Das Gesagte und das Gelebte Eltern von pubertierenden Mädchen und Jungen fällt es oft nicht leicht, ihren Kindern gute Worte mit auf den Weg zu geben, verständnisvolle Begleiter zu sein und ihnen von der Lebenserfahrung zu erzählen. So wie die Gefühle in diesem Alter oft Achterbahn fahren, so verlaufen auch die Gespräche über Sexualität: Mal klappt es gut, man findet einen „Draht“ zueinander, dann herrscht plötzlich wieder Sendepause oder gar offene Konfrontation. Dazu kommt: Alleinige Wissensvermittlung über biologische Vorgänge reicht bei der Sexualerziehung nicht aus. Die Kinder leben in einer Welt, die ihnen suggeriert: Du kannst alles haben. Es gibt keine Grenzen, alles ist möglich und alle machen mit. Umso wichtiger, dass Eltern Wertvorstellungen vertreten und sie ihren Kindern so vermitteln, dass sie erstrebenswert und attraktiv erscheinen. Es geht darum zu zeigen, dass zur Sexualität mehr gehört als Körperlichkeit, nämlich
- Verantwortung – für mich und meine/n Partner/in
- Wertschätzung – meiner selbst und meines Gegenübers
- Treue – die es ermöglicht, sich vorbehaltlos zu öffnen
- Liebe – als Fundament der Beziehung
- Vergebung – ich kann verletzen und verletzt werden
Das funktioniert nicht allein durch Sprache und Information, sondern im Leben und Erleben von Vertrauen und Bindung in der Familie. Als Erwachsener muss ich mich zunächst fragen: Was ist mir eigentlich wichtig? Auf welchem Grund stehe ich selber? Was gelingt mir, wo habe ich Schwierigkeiten mit der Sexualität? Diese Besinnung auf das eigene Leben erdet uns. Sie lässt uns die realen Lebensbedingungen anschauen, die glücklichen und weniger gelungen Erlebnisse in der eigenen Partnerschaft erinnern und Sehnsüchte wahrnehmen.

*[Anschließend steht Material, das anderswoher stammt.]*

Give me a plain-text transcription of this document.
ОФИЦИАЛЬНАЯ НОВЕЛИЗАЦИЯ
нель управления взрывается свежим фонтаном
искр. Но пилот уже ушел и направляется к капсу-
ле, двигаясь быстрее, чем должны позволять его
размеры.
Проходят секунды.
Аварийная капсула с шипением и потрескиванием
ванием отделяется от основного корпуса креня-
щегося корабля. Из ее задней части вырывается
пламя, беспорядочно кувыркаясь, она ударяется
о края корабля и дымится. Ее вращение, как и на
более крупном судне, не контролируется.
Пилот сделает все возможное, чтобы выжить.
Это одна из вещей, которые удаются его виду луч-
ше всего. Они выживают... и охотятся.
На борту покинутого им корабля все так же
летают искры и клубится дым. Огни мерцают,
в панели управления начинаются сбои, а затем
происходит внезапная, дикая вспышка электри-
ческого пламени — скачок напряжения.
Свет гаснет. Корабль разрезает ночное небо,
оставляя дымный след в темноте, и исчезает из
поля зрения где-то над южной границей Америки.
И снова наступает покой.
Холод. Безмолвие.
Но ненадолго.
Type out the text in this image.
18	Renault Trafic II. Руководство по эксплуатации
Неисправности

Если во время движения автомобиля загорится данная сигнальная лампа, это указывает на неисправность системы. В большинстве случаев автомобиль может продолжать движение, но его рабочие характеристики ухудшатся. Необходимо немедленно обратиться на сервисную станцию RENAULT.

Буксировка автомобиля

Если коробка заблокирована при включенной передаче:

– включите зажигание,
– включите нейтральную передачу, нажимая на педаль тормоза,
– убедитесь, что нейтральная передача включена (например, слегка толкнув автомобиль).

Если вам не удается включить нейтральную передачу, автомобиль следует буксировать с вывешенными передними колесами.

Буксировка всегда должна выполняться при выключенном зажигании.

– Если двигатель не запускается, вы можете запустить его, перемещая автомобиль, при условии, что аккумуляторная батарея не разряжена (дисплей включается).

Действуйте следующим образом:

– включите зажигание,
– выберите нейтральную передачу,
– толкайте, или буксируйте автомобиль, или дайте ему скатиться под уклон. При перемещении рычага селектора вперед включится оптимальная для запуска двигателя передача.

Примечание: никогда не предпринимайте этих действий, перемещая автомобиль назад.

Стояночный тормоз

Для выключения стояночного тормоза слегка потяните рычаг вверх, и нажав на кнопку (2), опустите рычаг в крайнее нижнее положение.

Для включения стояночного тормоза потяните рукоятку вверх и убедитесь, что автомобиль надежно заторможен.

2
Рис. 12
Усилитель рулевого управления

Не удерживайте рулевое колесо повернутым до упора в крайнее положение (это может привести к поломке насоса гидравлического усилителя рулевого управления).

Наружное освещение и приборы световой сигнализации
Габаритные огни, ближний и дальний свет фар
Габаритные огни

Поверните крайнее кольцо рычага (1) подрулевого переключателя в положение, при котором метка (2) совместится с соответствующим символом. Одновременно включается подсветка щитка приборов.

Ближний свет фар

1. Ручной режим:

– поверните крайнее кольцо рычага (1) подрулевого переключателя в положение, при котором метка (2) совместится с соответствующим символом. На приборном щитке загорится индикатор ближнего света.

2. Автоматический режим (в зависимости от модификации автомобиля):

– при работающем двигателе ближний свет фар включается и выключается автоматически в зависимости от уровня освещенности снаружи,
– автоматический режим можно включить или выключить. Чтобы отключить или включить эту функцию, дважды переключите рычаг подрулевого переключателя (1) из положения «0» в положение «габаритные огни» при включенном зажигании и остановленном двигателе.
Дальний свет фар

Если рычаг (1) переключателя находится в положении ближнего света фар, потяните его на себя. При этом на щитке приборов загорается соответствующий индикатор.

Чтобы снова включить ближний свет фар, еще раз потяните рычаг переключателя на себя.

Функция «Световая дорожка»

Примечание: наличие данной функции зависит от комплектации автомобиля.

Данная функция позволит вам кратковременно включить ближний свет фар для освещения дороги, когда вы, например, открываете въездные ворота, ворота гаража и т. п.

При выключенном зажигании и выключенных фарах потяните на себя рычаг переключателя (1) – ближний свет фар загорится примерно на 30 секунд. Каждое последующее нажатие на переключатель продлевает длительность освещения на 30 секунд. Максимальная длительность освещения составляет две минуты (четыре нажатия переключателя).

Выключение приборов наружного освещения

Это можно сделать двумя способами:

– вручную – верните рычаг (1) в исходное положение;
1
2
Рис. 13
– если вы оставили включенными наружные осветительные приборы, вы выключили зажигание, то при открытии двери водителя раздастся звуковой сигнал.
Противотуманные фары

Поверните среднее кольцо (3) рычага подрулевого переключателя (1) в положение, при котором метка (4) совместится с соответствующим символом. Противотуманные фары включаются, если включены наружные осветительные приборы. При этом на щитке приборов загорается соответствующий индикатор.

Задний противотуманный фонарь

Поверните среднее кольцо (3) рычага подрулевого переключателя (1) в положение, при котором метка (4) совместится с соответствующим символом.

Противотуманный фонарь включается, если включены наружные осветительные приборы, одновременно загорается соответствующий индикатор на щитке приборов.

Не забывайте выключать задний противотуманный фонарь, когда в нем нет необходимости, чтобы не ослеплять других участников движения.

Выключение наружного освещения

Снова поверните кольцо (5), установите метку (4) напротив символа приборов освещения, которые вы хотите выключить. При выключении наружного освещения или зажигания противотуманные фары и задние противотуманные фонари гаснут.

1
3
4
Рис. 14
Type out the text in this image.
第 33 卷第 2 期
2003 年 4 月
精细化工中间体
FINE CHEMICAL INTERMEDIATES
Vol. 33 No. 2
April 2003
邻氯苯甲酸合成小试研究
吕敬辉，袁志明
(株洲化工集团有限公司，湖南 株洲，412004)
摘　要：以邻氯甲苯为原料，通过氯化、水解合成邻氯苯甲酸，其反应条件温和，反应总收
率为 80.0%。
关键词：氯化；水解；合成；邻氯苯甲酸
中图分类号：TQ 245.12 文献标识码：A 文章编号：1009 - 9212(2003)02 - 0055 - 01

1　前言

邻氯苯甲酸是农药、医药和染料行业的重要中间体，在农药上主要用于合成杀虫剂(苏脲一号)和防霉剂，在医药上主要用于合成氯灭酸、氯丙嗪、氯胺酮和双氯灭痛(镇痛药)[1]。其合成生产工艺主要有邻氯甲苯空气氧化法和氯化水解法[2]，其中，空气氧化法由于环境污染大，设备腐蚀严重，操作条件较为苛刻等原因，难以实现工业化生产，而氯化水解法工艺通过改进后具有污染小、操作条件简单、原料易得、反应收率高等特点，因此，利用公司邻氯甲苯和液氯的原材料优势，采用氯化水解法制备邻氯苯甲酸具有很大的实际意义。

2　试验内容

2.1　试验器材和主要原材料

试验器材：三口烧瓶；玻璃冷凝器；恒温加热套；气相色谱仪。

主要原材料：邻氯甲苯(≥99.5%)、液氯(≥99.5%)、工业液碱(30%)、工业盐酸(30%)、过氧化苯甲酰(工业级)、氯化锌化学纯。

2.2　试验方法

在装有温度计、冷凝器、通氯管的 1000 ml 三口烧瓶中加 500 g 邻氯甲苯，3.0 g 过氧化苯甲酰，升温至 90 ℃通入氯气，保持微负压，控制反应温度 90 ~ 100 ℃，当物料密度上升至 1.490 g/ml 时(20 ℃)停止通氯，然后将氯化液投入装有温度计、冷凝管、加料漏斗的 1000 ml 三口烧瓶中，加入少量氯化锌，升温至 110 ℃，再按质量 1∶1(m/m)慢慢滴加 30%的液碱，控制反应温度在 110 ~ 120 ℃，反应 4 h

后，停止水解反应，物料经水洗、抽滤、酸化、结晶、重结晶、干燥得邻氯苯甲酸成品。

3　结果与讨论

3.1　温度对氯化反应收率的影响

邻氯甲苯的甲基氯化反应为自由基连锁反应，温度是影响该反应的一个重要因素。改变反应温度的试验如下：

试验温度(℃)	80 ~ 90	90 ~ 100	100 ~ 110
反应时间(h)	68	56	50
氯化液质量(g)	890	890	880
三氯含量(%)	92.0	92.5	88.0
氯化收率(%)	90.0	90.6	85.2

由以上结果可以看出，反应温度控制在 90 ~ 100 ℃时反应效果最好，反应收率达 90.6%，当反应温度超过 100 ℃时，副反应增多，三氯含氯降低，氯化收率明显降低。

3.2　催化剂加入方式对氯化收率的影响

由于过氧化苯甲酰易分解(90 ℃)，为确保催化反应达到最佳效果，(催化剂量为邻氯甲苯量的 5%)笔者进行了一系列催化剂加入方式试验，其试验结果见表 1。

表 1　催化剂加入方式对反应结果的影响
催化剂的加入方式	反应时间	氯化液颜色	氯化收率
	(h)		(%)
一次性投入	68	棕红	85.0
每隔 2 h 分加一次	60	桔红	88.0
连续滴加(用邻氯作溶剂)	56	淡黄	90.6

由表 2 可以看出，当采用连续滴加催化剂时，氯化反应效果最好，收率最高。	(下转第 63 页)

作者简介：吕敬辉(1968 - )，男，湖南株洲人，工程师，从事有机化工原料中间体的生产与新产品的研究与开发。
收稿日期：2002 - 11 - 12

Kinder beobachten ihre Eltern sehr genau; sie habeneine „Antenne“ für die Qualität ihrer Partnerschaft und spüren, ob das Gesagte mit dem Gelebten übereinstimmt. Und auch wenn sie es gerade in der Pubertät nur ungern zugeben: Vater und Mutter bieten ihnen wichtige Orientierungshilfen durch die Art und Weise, wie sie Sexualität leben, mit dem eigenen Körper umgehen, die Intimsphäre der anderen Familienmitglieder respektieren und mit den eigenen Unsicherheiten und Grenzen umgehen.
Gespräche und Diskussionen sind wichtig; sie überzeugen aber nur, wenn ich die Werte, die ich vertrete, auch spürbar und sichtbar selbst lebe.
Kirsten Danelzik ist Theologin und arbeitet als Referentin in der Ehe- und Familienseelsorge des Bistums Würzburg.